On the edges of Islam

Religious oppression and the communist party’s stranglehold on power may not sound like the ideal conditions for religious innovation, but it seems that some of the most remarkable innovations in Islam are coming from just such a place: The Ningxia province of China.  
  
The Islam that has developed in the Ningxia province of China is notable both because it has been isolated from the trends and developments of the wider Muslim world and because its historical and political position has made it an unusual space for social and religious innovation.

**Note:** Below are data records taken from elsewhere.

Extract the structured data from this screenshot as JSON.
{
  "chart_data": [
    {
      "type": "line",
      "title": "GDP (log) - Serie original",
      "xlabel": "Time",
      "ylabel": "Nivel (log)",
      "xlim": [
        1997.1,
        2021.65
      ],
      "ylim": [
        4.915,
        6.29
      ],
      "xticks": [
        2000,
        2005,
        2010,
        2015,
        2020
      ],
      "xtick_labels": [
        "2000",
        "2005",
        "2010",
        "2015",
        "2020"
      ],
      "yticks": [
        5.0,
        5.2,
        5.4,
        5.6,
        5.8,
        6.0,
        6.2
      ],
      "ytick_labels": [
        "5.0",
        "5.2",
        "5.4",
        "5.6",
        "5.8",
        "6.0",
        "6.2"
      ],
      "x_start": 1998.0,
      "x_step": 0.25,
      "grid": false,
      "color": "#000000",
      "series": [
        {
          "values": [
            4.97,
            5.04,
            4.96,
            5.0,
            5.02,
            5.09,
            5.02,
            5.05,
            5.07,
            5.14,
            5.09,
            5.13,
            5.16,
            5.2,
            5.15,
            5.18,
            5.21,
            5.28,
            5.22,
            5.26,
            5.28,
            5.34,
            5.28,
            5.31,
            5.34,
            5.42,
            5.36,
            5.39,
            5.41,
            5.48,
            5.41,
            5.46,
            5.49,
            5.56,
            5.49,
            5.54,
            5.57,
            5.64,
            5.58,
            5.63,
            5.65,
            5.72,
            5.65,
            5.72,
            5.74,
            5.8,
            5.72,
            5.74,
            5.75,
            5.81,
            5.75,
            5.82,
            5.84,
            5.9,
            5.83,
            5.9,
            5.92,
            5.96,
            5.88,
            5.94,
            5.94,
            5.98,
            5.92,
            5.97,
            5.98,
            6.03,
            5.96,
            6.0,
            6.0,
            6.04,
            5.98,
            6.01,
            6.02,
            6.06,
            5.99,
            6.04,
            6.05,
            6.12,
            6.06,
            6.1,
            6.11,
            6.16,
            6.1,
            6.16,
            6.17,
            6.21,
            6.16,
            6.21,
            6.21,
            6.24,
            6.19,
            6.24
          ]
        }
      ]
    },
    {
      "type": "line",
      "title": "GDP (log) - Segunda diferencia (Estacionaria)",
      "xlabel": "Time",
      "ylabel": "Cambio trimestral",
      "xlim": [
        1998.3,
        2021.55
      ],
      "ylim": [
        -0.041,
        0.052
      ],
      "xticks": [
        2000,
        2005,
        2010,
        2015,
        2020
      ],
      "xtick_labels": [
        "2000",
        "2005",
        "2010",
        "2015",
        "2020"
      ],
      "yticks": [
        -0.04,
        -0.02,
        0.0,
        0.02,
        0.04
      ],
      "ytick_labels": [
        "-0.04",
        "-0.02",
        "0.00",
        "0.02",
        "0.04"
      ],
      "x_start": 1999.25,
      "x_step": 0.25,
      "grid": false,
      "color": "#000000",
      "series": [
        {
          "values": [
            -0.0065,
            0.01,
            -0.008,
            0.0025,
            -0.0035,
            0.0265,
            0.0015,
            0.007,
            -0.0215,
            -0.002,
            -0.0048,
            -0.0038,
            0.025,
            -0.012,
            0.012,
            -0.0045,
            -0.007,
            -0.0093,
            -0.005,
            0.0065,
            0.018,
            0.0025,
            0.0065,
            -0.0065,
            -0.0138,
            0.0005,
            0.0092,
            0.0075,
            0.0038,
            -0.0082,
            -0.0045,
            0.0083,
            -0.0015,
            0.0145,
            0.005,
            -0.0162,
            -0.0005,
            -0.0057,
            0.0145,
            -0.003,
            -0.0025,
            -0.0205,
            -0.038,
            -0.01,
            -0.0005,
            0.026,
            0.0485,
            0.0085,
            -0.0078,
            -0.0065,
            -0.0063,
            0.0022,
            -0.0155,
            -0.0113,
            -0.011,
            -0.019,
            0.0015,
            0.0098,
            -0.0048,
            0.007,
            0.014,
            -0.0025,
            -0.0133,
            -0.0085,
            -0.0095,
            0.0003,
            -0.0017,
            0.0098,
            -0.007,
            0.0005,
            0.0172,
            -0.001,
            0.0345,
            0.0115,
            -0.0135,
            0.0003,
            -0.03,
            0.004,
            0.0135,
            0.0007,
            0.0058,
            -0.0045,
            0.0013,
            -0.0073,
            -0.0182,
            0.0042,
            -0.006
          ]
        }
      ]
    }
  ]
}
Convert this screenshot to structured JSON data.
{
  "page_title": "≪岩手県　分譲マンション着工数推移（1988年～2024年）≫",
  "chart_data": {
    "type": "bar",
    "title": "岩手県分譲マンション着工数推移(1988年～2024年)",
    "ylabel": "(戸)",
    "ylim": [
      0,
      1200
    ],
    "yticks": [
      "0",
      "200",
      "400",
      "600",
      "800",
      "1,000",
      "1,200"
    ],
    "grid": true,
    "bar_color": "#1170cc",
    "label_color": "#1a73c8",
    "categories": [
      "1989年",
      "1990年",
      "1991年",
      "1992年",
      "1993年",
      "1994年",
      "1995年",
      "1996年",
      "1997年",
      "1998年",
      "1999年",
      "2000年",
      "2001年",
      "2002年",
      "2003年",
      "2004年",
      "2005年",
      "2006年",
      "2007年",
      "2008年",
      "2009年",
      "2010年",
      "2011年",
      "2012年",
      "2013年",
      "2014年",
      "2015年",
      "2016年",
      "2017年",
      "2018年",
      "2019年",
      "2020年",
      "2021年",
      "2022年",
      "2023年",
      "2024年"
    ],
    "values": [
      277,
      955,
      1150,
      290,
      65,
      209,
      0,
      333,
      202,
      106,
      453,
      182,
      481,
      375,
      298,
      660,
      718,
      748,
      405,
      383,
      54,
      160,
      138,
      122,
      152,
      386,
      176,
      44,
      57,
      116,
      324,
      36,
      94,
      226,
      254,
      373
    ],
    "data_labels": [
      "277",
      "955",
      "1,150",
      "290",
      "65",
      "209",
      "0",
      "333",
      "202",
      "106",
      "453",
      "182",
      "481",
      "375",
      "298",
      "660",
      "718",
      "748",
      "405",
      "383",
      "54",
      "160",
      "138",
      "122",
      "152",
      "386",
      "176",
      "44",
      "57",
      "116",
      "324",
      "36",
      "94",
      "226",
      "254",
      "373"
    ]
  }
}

Richard Bulliet, in his book Islam: The View from the Edge, offers a remarkable social historian’s reading of Islamic history. Instead of relying on the “view from the center,” and understanding Islamic history by charting the course of the caliphal dynasties, Bulliet contends that we should also examine the “view from the edge,” and ask how and why Islam became woven into the social structure of the citizens who were neither literally nor figuratively at the political center of the Islamic empire. The Ningxia province of China lies on the literal and figurative edges of Islam, and it provides just such a “view from the edge.”

Jin Meihua is 40, a mother, and, extraordinarily, a female imam. While her mosque is attached to a more traditional male mosque, other women have established independent women-only mosques.

Noting the uniqueness of Islam in Ningxia, Maria Jaschok, Ph.D., research scholar at the Institute for Chinese Studies and member of the International Gender Studies Center at Oxford University, states that “these are sites led by women for women, not overseen by male religious leaders … they’re independent, even autonomous. This is simply not the case anywhere else in Muslim countries.”

Additionally, as Dr. Khaled Abou el Fadl from UCLA notes, “the Wahhabi and Salafis have not been able to penetrate areas like China and establish their puritanical creed there … that’s a good thing, as it means that perhaps from the margins of Islam the great tradition of women jurists might be rekindled.”

Religious oppression coupled with communism may not sound the death knell for religious development, after all; such a place is, in fact, one of the very significant edges of Islam. The Ningxia province will be a region to observe both for the innovative interpretations of Islam it will provide and because it will be a window into a changing China’s experiment with Islam and with its 20 million Chinese Muslims.